Forget the context of what he said, which in no way could be understood as putting down Mizrahim or Mizrahi culture. Forget that anyone who knows Hendel knows that he is an upright man with principles who in no way feels superior towards Mizrahim.
Forget all that, because in an election year all that becomes irrelevant.  This sentence was isolated, taken out of context and immediately pounced upon by Hendel’s political rivals as yet another example of Ashkenazi haughtiness and arrogance.
The Likud tweeted that Hendel was the Yair Garbuz of 2020, referring to the leftist artist who at a Tel Aviv rally just prior to the 2015 elections called Likud supporters “amulet kissers, idol worshipers” and people who “bow down to the graves of the dead.”
Hendel, the Likud tweet read, “relates to Likud voters as those who have a darbuka mentality. That's how he relates to those who returned home, to Eretz Yisrael, with a rich and beautiful culture. He should be ashamed.” This tweet was retweeted by Netanyahu.

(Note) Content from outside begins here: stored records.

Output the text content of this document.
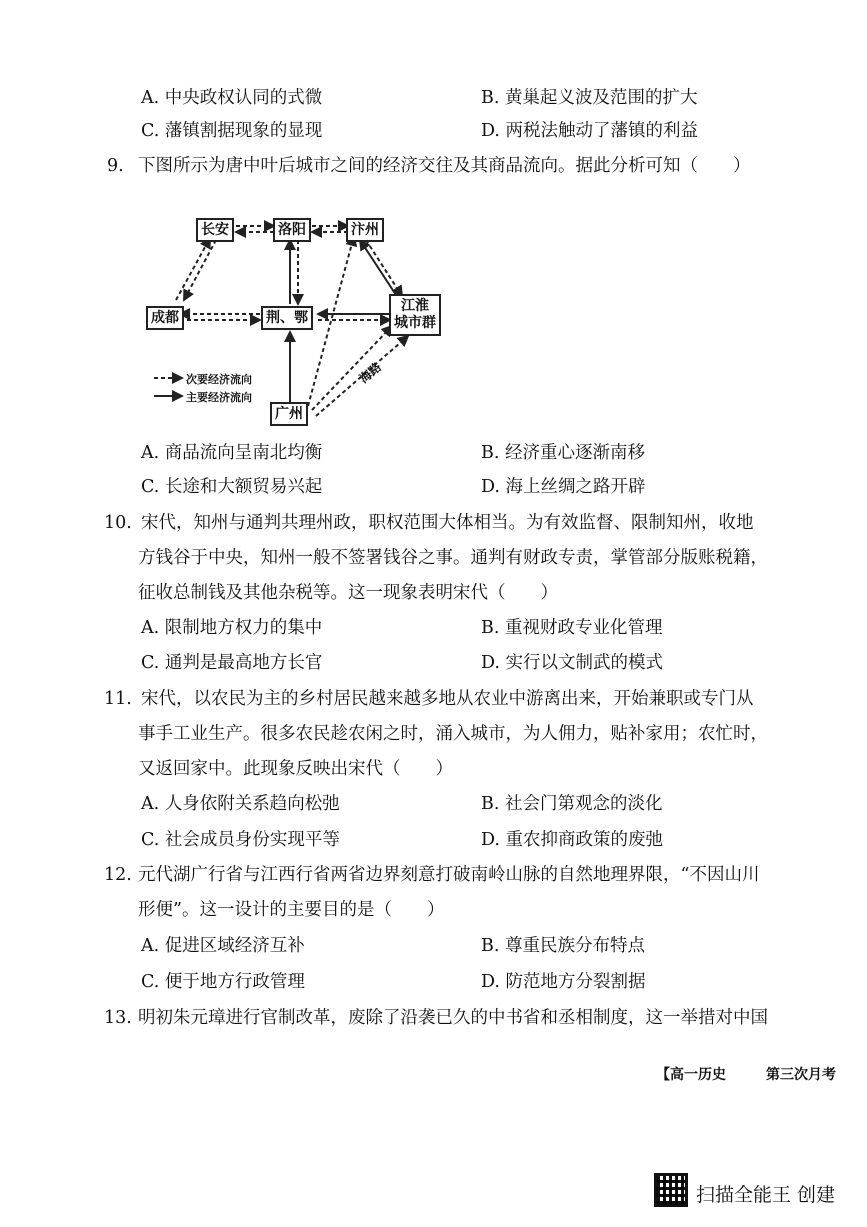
A. 中央政权认同的式微	B. 黄巢起义波及范围的扩大
C. 藩镇割据现象的显现	D. 两税法触动了藩镇的利益
9. 下图所示为唐中叶后城市之间的经济交往及其商品流向。据此分析可知（　　）
长安	洛阳	汴州
成都	荆、鄂
江淮
城市群
广州
海路
次要经济流向
主要经济流向
A. 商品流向呈南北均衡	B. 经济重心逐渐南移
C. 长途和大额贸易兴起	D. 海上丝绸之路开辟
10. 宋代，知州与通判共理州政，职权范围大体相当。为有效监督、限制知州，收地
方钱谷于中央，知州一般不签署钱谷之事。通判有财政专责，掌管部分版账税籍，
征收总制钱及其他杂税等。这一现象表明宋代（　　）
A. 限制地方权力的集中	B. 重视财政专业化管理
C. 通判是最高地方长官	D. 实行以文制武的模式
11. 宋代，以农民为主的乡村居民越来越多地从农业中游离出来，开始兼职或专门从
事手工业生产。很多农民趁农闲之时，涌入城市，为人佣力，贴补家用；农忙时，
又返回家中。此现象反映出宋代（　　）
A. 人身依附关系趋向松弛	B. 社会门第观念的淡化
C. 社会成员身份实现平等	D. 重农抑商政策的废弛
12. 元代湖广行省与江西行省两省边界刻意打破南岭山脉的自然地理界限，“不因山川
形便”。这一设计的主要目的是（　　）
A. 促进区域经济互补	B. 尊重民族分布特点
C. 便于地方行政管理	D. 防范地方分裂割据
13. 明初朱元璋进行官制改革，废除了沿袭已久的中书省和丞相制度，这一举措对中国
【高一历史	第三次月考
扫描全能王 创建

Hendel can explain the true meaning of his words until he is blue in the face – and he did try to do so in successive posts on Facebook and Twitter, and by releasing a taped section of the interview where he preached unity over highlighting ethnic difference -- but it was too late.
His words were already manipulated and used by Likud, and by Shas, to fire up their bases.
The Garbuz quote was used, not without success in 2015, in stirring up passion in an effort to get people out to vote. Similar attempts at this were made before the March 2019 elections when former Mossad head Shabtai Shavit also spoke of Likud voters with great contempt, saying that the prime minister's political base is “ignorant,” has “no understanding,” and “whose normative threshold is at the level of grass.”
The most famous example of someone's contemptuous words for Mizrahim boomeranging was in 1981, when entertainer Dudu Topaz called Likud supporters chakchakim (riff-raff), an expression that Menachem Begin used brilliantly to his advantage in winning over Mizrahi votes and edging out Shimon Peres by one seat in the 1981 elections.
With the polls this time showing little or no change to the stalemated results that followed the last two elections this year, a key element this time will be voter turnout, with the Likud needing to bring out its base in much larger numbers than it was able to do in September or April.
As Channel 12's political correspondent Amit Segal wrote on Friday, “The Likud still has not found the way to awaken the cities of the periphery, where voter turnout in September parachuted below even the rate among some Arab communities.”
Segal pointed out that the only year in the last generation that voter turnout among the Likud equaled that of the rest of the nation was in 2015. Coincidentally, or not, that was also the year of the Garbuz comment.
So how to awaken the slumbering voters of the periphery?
Up until now, Netanyahu has been trying to motivate his base by dangling the idea of annexation: saying that if he would be voted into office again, then he will annex the Jordan valley and the settlements in Judea and Samaria.
But now Hendel's words have been twisted around in an effort to give the Likud another way to fire up the base: by playing the  ethnic card and appealing to the sense many have of having been unfairly treated, or looked down upon.
On Friday Hendel made his innocent comment. By Saturday, they became the newest weapon in the Likud's arsenal to get out its voters, with the party – and Shas – disingenuously trying to morph Hendel into Shavit, Garbuz and Topaz.